MORE than half of all the major websites selling electronic goods across Europe are breaking EU consumer law, including over a third of Irish sites, a European Commission survey has found.

50% of electronics sites break EU law

The biggest problem was sellers giving misleading information about the buyers’ rights, followed by misleading or missing information about the exact price of the product and no contact details for the trader. The commission, which coordinated the survey, yesterday warned the websites selling electronic goods they face fines or closure unless they clean up the misleading consumer information.

The survey of 369 websites selling six of the most popular electronic goods – PC related goods, MP3/4 players, digital cameras, game consoles, DVD players and mobile phones revealed that 203 were breaching EU consumer law. The online electrical market is worth about €7.2 billion a year.

The National Consumer Agency (NCA) carried out the Irish part of the investigation and found just one problem with six of the 15 Irish sites surveyed – a lack of an email address. John Shine, director of consumer practices at the NCA, said there were online forms to contact the seller and the lack of an email address was more a technical breach. However, they have pointed out this flaw to them and hope it will be rectified.

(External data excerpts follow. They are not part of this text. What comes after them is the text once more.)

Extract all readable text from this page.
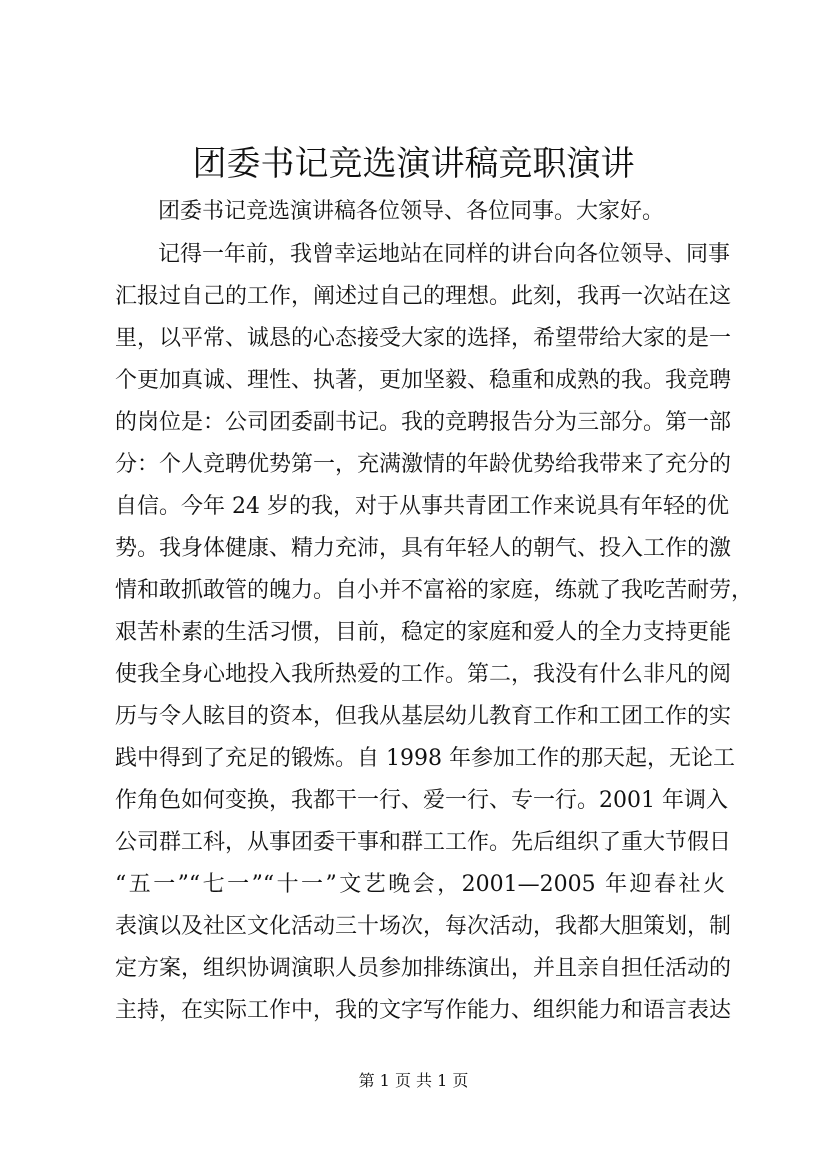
团委书记竞选演讲稿竞职演讲
团委书记竞选演讲稿各位领导、各位同事。大家好。
记得一年前，我曾幸运地站在同样的讲台向各位领导、同事
汇报过自己的工作，阐述过自己的理想。此刻，我再一次站在这
里，以平常、诚恳的心态接受大家的选择，希望带给大家的是一
个更加真诚、理性、执著，更加坚毅、稳重和成熟的我。我竞聘
的岗位是：公司团委副书记。我的竞聘报告分为三部分。第一部
分：个人竞聘优势第一，充满激情的年龄优势给我带来了充分的
自信。今年 24 岁的我，对于从事共青团工作来说具有年轻的优
势。我身体健康、精力充沛，具有年轻人的朝气、投入工作的激
情和敢抓敢管的魄力。自小并不富裕的家庭，练就了我吃苦耐劳，
艰苦朴素的生活习惯，目前，稳定的家庭和爱人的全力支持更能
使我全身心地投入我所热爱的工作。第二，我没有什么非凡的阅
历与令人眩目的资本，但我从基层幼儿教育工作和工团工作的实
践中得到了充足的锻炼。自 1998 年参加工作的那天起，无论工
作角色如何变换，我都干一行、爱一行、专一行。2001 年调入
公司群工科，从事团委干事和群工工作。先后组织了重大节假日
“五一”“七一”“十一”文艺晚会，2001—2005 年迎春社火
表演以及社区文化活动三十场次，每次活动，我都大胆策划，制
定方案，组织协调演职人员参加排练演出，并且亲自担任活动的
主持，在实际工作中，我的文字写作能力、组织能力和语言表达
第 1 页 共 1 页
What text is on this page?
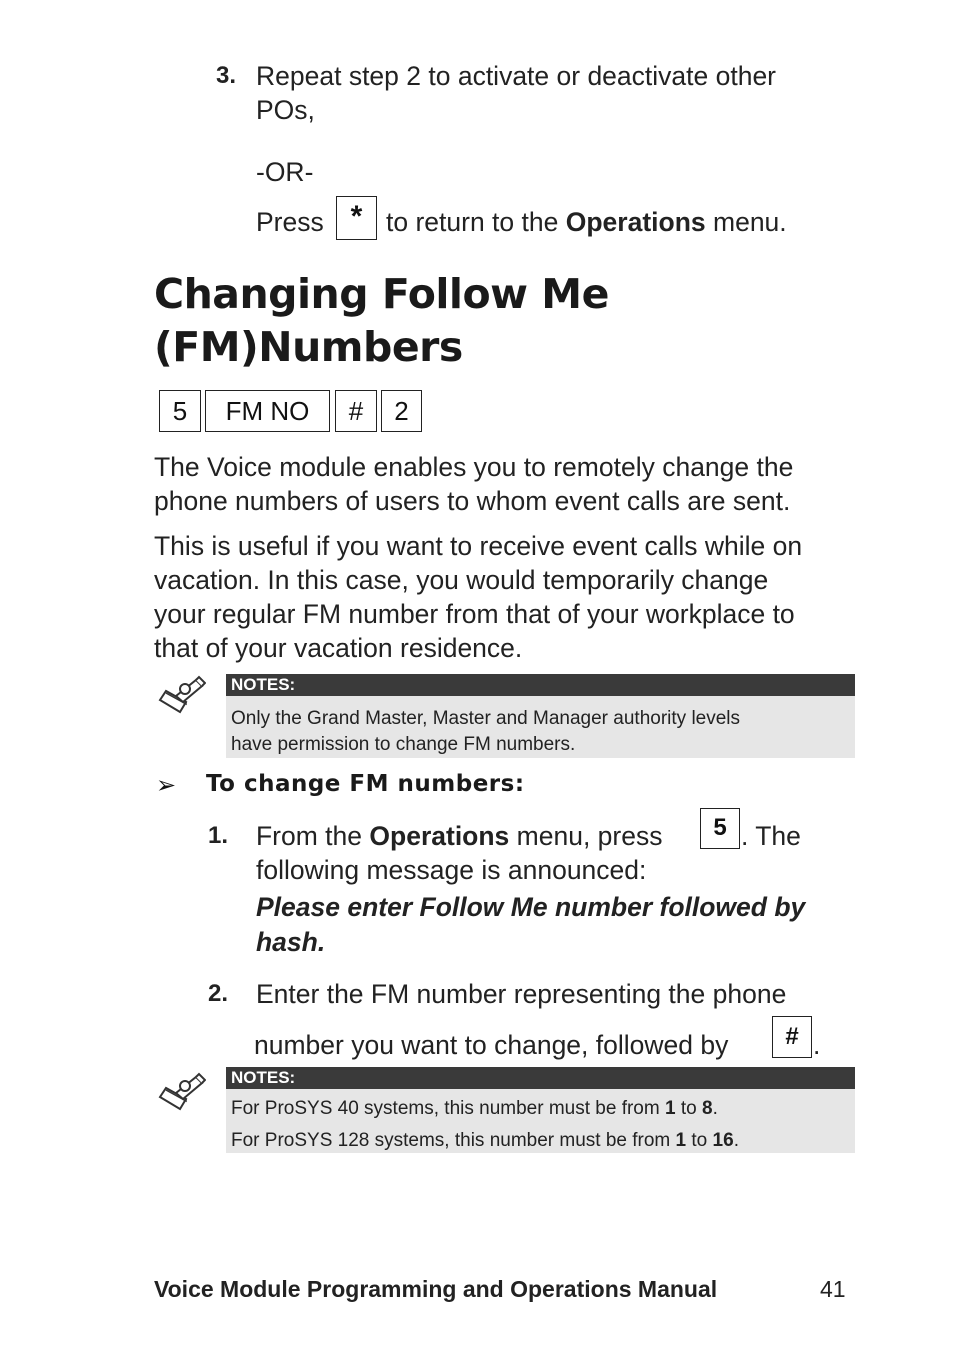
3. Repeat step 2 to activate or deactivate other
POs,
-OR-
Press * to return to the Operations menu.
Changing Follow Me
(FM)Numbers
5	FM NO	#	2
The Voice module enables you to remotely change the
phone numbers of users to whom event calls are sent.
This is useful if you want to receive event calls while on
vacation. In this case, you would temporarily change
your regular FM number from that of your workplace to
that of your vacation residence.
NOTES:
Only the Grand Master, Master and Manager authority levels
have permission to change FM numbers.
➢ To change FM numbers:
1. From the Operations menu, press	5 . The
following message is announced:
Please enter Follow Me number followed by
hash.
2. Enter the FM number representing the phone
number you want to change, followed by	# .
NOTES:
For ProSYS 40 systems, this number must be from 1 to 8.
For ProSYS 128 systems, this number must be from 1 to 16.
Voice Module Programming and Operations Manual	41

The NCA, outside the EU study, surveyed an additional 13 sites, mostly Irish, but some overseas. “There are more serious issues coming out of the mystery shopping. We are in the process of engaging the companies and if they do not comply we will take enforcement action, and name and shame them,” said Mr Shine.

All but three of the 28national authorities taking part in the EU survey have declined to name those accused of breaching the rules. A commission spokesperson said the idea behind this was to give the firms an incentive to change. Only Norway, Iceland and Latvia have named the websites.

Consumer commissioner Meglena Kuneva said the amount of complaints from the public led to the investigation. “We discovered that more than half of the retailers selling online electronic goods are letting consumers down... There is a lot of work to be done... to clean up this sector. Europe’s consumers deserve better.”

Solicitor Caoimhe Daly, with BCM Hanby Wallace, who advises people setting up retail websites, said the biggest problem online is confusion over rights and regulations.

“A personal shopper is not entitled to a refund when they return an item unless it is not of merchantable quality, but online shoppers can send back their purchase and are entitled to a refund for whatever reason,” she said.

A spokesperson for IEDR, responsible for registering Irish domain names, said they check on those registering and they believe this is why .ie sites were named the safest in Europe after Finland in 2007.